Andere Aufträge sind übersichtlicher, aber nicht minder kurios. In Arbeit sei derzeit etwa ein Schutzhund-Engel. Die Kundin hat genau aufgezeichnet, wie das Stofftier aussehen soll. Es ist eine Kreuzung aus einem Schutzengel und einem Labrador, von dem die Kundin annimmt, dass er nicht mehr lange zu leben hat, weil er schon so alt ist, aber in bester Erinnerung bleiben soll. Ein Geschenk für den Großneffen. Auch ein Ganzkörperanzug fürs Staatstheater haben die „Omas“ schon gefertigt oder eine warme Mütze für einen Mann mit Irokesenschnitt. „Der Kamm sollte oben rausgucken und die Ohren warm bleiben“, erläutert Schmidt. Für einen älteren Herren haben die Handarbeiterinnen eine in Jahrzehnten abgetragene, currygelbe Lieblingsjacke rekonstruiert, für eine Boutique Badeanzüge und für eine Hotelkette Hunderte Hüte für Toilettenpapierrollen.
Therapeutisches Häkeln
Schmidt reizt das Medium Wolle perfekt aus. Der studierte Architekt erkennt rechtzeitig Trends und lotet die Grenzen des Materials aus. Er sprang auf dem Höhepunkt der Wohnzimmer-Trash-Welle mit Topflappen und Krimskrams auf, fädelte sich später ein in den Knitting-Boom und schaffte Wolle und Strickwerkzeug für den Heimwerkerbedarf an, nahm noch die Maßarbeit hinzu und ribbelt sich allmählich in den Bereich der Großaufträge vor.
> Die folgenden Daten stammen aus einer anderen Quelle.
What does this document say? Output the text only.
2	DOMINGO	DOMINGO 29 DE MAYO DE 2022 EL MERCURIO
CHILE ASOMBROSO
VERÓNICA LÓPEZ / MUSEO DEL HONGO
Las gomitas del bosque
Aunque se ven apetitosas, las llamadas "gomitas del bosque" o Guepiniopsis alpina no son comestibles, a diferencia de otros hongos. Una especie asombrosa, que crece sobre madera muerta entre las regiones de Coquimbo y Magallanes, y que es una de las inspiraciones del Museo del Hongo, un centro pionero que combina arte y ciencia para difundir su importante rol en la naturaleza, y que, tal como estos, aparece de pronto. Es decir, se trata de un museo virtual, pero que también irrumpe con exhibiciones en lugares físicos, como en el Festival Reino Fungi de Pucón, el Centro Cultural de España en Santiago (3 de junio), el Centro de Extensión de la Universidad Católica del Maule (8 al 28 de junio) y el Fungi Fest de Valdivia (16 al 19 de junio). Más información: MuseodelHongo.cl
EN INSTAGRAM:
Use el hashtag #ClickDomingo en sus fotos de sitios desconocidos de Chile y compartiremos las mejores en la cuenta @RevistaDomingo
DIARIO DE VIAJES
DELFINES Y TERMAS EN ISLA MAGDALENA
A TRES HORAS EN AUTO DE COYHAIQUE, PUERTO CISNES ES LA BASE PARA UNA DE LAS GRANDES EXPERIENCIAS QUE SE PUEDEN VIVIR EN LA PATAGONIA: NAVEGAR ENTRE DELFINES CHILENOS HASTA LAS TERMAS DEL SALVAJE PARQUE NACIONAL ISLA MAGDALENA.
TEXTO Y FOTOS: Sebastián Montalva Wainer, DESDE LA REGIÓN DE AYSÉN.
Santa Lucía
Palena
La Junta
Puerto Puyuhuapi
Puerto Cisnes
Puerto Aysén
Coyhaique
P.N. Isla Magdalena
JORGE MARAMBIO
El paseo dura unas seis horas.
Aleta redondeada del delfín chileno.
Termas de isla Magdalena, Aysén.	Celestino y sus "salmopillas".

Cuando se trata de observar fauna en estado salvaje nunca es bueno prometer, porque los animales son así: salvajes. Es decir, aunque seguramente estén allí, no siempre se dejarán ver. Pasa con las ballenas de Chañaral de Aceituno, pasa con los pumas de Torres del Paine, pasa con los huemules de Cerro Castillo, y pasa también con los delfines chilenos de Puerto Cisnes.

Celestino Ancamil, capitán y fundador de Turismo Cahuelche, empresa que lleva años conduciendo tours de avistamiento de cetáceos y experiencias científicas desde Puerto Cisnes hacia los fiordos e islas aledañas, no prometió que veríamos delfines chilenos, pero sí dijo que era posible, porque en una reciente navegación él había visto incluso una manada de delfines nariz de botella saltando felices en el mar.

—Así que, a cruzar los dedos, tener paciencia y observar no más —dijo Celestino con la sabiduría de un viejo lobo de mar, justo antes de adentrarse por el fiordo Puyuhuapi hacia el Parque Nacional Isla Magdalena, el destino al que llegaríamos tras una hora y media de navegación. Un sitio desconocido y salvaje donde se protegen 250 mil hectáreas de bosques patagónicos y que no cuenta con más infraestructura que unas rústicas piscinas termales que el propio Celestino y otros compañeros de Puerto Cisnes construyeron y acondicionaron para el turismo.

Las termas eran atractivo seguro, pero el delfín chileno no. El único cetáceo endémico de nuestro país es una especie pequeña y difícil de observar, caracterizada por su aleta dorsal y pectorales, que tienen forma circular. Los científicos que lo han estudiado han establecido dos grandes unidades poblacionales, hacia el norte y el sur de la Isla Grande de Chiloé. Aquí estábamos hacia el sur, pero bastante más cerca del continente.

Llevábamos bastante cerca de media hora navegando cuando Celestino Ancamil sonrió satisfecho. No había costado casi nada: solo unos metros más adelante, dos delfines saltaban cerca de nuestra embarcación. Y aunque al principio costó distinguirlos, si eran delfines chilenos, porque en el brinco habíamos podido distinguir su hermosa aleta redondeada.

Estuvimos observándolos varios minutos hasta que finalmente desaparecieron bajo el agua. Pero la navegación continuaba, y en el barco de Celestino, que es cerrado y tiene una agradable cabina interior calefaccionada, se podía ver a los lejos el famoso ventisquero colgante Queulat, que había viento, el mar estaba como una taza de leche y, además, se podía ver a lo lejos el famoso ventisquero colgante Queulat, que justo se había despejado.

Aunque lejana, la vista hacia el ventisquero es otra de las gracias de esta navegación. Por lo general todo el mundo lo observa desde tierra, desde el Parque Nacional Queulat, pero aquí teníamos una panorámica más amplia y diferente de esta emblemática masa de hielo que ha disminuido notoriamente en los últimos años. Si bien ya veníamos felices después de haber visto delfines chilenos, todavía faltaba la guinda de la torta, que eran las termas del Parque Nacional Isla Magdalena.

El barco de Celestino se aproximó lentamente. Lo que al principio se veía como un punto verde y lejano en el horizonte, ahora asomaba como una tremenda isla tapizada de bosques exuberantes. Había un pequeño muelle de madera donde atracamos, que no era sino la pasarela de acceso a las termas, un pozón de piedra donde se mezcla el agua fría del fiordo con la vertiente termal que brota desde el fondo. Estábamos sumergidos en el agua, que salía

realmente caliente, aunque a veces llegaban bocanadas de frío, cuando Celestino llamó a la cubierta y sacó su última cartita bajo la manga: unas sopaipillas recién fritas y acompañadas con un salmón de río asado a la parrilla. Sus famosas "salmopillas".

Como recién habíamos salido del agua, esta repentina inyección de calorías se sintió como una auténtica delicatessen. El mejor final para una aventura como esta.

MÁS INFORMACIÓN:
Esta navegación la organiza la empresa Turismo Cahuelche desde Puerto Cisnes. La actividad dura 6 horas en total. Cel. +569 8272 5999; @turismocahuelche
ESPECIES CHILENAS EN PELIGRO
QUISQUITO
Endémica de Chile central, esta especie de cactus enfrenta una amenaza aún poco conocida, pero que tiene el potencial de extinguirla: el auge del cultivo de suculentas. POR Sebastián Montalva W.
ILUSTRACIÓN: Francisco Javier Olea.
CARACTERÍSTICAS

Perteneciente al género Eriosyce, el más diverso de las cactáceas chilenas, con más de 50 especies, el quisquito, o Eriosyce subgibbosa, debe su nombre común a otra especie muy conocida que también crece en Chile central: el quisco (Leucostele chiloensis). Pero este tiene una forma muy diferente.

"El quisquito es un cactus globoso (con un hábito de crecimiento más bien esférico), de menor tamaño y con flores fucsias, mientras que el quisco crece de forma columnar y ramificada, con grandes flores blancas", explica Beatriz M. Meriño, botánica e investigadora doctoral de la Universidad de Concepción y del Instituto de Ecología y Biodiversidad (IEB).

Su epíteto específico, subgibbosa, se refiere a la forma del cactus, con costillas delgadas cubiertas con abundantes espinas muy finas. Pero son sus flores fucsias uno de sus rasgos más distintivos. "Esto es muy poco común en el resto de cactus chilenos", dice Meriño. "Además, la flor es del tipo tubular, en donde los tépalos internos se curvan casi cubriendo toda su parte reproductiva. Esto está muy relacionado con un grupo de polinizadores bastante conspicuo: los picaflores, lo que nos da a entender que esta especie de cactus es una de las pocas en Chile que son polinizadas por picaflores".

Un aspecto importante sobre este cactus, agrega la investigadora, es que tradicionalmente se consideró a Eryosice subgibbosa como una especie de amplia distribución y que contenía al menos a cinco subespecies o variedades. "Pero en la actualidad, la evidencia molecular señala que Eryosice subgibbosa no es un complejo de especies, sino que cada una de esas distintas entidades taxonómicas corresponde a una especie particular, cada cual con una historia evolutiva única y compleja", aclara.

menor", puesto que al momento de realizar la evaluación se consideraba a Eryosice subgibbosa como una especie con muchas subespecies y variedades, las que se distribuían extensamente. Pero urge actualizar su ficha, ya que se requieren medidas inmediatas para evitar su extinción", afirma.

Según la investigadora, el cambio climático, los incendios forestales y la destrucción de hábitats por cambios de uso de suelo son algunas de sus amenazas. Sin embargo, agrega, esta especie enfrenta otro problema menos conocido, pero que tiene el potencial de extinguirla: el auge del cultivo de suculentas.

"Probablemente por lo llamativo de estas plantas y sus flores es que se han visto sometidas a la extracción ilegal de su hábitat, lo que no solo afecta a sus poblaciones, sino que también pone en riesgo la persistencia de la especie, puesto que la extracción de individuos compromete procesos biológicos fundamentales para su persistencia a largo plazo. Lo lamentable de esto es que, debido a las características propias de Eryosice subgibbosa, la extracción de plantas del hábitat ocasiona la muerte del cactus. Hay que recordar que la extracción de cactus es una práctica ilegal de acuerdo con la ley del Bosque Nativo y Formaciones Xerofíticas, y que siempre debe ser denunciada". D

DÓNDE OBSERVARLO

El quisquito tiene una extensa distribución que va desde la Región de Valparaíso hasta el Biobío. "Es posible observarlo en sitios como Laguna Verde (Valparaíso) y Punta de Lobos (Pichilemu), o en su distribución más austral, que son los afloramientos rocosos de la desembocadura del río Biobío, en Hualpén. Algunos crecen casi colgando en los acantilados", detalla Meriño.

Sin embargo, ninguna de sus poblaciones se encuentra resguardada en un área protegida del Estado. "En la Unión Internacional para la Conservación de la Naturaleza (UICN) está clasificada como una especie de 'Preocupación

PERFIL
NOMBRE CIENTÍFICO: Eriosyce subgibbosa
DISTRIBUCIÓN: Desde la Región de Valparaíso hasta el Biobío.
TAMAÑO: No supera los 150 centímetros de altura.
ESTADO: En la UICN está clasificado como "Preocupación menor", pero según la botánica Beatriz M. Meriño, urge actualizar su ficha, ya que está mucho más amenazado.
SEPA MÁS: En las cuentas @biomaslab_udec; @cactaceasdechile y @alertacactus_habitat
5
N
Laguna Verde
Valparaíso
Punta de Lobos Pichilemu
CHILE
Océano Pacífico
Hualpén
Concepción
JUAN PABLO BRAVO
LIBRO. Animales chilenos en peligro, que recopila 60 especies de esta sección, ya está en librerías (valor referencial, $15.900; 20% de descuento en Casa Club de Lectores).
Dabei hatte alles so zufällig begonnen.
Nach dem Tod seines Vaters glitt seine Großmutter in eine depressive Stimmung, die sie durch unermüdliche Handarbeit zu parieren versuchte. „Das war beinahe therapeutisch. Meine Oma hat einfach viel zu viel unkontrolliert gehäkelt“, erzählt Manfred Schmidt. Von sämtlichen Freiflächen seiner Wohnung lappten die Spitzendeckchen; alles, was sich eintüten ließ erhielt ein Häkeltäschchen. Manfred Schmidt begann diese unkontrollierte Produktion zu kanalisieren. Nur so zum Spaß eröffnete er 2007 einen Laden, wo er nun die Arbeiten der eigenen und der zusätzlich rekrutierten „Omas“ verkaufte. Das Geschäft lief so gut, dass er irgendwann seinen Job in einem Architekturbüro kündigte. Das Stricken – oft schon tot geglaubt – stirbt nicht aus. Es gibt eben immer wieder eine neue Masche.